Of all the images from the July 31 primary, the day Brookhaven became a city, one stands out.
It’s a picture of Rep. Tom Taylor holding up a toy pig with wings. Rep. Mike Jacobs and J. Max Davis, president of Brookhaven Yes and now a candidate for mayor, smile as Taylor tells them the story about that flying pig.
It’s a story that began with Sandy Springs.
A Democratic official told Republicans that Sandy Springs would become a city when pigs fly, the story goes.
As a quick side note: the expression “when pigs fly” apparently has its origins in an old Scottish proverb, according to the World Wide Words website.
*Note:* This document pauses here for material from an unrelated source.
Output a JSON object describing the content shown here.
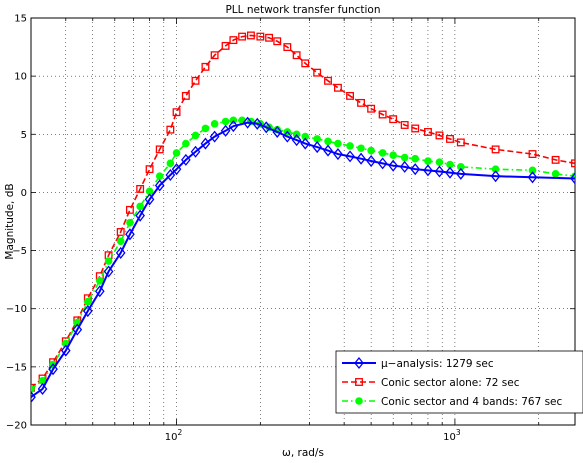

“It seems to have been a traditional Scottish proverb, which was first written down in 1586 in an edition of John Withal’s English-Latin dictionary for children,” writes website author Michael Quinion. “This had an appendix of proverbs rendered into Latin, of which one was the usual form of the proverb in the sixteenth and seventeenth centuries: ‘pigs fly in the air with their tails forward’. If they did indeed fly, the proverb argues, flying backwards would seem a small extra feat.”
Accounts differ surrounding which Democrat in question made the bold claim about Sandy Springs. A recent New York Times profile of the city credits the source as an unnamed Democratic legislator. An old story from the Sandy Springs Reporter attributes the quote to an unnamed Fulton County commissioner. Another article, from a 2005 edition of State Legislatures magazine, attributes the comment to various Democratic officials.
Rep. Joe Wilkinson gave Mayor Eva Galambos the flying pig in 2005 when the city incorporated. Since then, the image has taken off, both as a cheerful reminder to Sandy Springs of its victory over naysayers and as a mascot for other new cities.
Brookhaven is Georgia’s seventh new city. The flying pig gets around.